DILI - Francisco Guterres "Lu Olo" and Taur Matan Ruak fought together in East Timor's bitter struggle for freedom from Indonesia's long occupation of their half-island nation.
Now the former guerrilla leaders are doing battle for the presidency, facing off in a second round of voting after garnering the largest number of votes in the first round last month that failed to produce a decisive winner.
One of the two candidates is set to replace the Nobel Prize-winning incumbent Jose Ramos-Horta who trailed in third place in the first round and lost his bid for a second five-year term.
Both Lu Olo and Ruak are heroes of the fight against Indonesia's 24-year occupation, which left an estimated 183,000 people dead through genocide, disease and starvation, according to the country's reconciliation commission.

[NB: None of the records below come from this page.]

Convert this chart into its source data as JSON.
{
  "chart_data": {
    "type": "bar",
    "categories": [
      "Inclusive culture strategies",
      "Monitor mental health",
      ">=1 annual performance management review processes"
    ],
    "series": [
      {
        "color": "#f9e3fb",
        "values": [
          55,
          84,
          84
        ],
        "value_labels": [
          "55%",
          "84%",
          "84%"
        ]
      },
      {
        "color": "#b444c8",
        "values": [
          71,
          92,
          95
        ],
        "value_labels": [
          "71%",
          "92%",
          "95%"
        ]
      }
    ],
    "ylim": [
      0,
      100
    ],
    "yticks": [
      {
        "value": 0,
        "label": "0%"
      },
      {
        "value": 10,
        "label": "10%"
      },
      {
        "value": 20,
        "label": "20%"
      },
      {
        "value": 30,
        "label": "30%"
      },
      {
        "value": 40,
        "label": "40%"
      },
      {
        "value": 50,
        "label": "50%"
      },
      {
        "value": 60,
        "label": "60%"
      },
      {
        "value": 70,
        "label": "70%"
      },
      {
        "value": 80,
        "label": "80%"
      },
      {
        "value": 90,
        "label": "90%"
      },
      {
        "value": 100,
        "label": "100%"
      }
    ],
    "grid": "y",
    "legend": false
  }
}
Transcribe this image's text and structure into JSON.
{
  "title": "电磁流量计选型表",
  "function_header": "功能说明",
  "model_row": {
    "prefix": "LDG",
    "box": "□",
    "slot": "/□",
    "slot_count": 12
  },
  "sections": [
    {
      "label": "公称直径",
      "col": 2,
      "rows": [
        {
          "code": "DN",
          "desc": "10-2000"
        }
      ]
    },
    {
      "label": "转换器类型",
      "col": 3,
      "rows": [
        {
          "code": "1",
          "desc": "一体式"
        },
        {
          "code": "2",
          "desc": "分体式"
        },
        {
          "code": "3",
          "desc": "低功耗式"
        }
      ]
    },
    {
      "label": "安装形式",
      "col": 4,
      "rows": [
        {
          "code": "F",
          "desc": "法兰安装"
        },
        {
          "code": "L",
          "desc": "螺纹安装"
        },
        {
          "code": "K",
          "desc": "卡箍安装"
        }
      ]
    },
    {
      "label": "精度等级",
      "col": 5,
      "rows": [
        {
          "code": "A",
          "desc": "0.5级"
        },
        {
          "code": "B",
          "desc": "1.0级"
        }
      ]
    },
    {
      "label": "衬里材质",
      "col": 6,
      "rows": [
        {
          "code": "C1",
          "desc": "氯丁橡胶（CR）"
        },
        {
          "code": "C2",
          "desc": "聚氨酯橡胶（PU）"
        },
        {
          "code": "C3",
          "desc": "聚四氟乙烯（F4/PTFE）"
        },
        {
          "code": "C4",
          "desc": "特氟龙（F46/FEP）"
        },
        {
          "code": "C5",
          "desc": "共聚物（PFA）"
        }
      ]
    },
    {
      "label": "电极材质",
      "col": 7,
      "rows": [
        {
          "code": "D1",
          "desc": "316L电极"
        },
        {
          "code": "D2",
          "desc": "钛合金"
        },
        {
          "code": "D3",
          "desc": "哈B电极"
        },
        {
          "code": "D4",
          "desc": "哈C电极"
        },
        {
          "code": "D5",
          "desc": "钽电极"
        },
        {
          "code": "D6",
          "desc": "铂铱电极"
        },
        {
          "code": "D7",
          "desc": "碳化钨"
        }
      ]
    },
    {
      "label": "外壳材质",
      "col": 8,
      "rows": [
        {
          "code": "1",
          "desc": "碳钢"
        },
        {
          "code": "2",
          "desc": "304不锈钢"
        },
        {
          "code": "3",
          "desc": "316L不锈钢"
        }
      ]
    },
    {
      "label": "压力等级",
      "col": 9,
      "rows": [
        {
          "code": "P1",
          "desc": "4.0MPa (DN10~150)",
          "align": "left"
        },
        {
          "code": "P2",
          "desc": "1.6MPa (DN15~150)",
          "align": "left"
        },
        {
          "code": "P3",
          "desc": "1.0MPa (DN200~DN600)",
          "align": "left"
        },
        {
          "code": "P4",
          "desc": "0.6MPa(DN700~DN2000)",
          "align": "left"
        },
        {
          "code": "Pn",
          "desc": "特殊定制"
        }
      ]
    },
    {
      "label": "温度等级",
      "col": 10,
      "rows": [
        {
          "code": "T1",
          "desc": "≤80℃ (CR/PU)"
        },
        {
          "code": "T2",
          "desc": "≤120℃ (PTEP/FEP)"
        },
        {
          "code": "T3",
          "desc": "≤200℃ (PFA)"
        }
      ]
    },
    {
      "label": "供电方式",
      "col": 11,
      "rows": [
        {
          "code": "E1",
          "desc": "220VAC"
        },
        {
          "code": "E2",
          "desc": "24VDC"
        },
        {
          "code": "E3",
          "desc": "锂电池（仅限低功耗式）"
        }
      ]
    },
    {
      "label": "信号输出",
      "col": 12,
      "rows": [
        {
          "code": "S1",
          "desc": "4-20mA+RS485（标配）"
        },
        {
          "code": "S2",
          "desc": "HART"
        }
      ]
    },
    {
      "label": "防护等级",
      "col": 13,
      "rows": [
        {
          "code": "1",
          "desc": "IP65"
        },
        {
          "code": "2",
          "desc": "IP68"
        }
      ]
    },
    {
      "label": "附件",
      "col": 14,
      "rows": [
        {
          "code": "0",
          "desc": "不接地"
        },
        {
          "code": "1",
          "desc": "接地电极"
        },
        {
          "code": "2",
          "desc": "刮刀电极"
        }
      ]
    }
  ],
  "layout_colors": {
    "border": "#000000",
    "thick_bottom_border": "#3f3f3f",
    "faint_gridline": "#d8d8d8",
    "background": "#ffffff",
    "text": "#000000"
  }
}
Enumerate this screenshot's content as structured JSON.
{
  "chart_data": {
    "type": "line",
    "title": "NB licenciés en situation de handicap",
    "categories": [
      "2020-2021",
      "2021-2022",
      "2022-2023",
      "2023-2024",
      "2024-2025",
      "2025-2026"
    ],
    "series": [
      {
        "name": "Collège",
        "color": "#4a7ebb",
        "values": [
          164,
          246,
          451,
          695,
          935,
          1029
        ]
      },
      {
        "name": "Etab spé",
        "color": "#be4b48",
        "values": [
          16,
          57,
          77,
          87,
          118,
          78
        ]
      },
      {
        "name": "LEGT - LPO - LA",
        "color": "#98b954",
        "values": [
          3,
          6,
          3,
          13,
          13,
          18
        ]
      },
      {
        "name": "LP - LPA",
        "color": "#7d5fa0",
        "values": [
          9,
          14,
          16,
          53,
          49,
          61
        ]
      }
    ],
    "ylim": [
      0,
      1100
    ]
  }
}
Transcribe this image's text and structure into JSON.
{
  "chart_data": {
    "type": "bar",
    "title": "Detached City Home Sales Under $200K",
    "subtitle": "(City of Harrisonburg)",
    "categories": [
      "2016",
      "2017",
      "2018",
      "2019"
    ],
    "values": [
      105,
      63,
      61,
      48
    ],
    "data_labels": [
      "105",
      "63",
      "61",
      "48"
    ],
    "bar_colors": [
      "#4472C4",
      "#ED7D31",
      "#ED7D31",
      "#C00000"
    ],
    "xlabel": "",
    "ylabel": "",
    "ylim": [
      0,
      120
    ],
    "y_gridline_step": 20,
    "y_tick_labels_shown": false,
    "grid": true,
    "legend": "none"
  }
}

Lu Olo - Guterres's nom de guerre by which he is popularly known - has shed his guerrilla image, earning a law degree and campaigning in a suit and tie.
But Ruak went on the campaign trail dressed in military fatigues, reinforcing his hero credentials in a country where the struggle against occupation still resonates, a decade after independence.
The winner will become the leader of an impoverished and unstable country which faces a series of key events including the departure of UN forces stationed there since a bloody 1999 vote for independence.
Lu Olo, who heads the opposition Fretilin party, spent 24 straight years in the jungle, the longest of any of the nation's guerrilla leaders.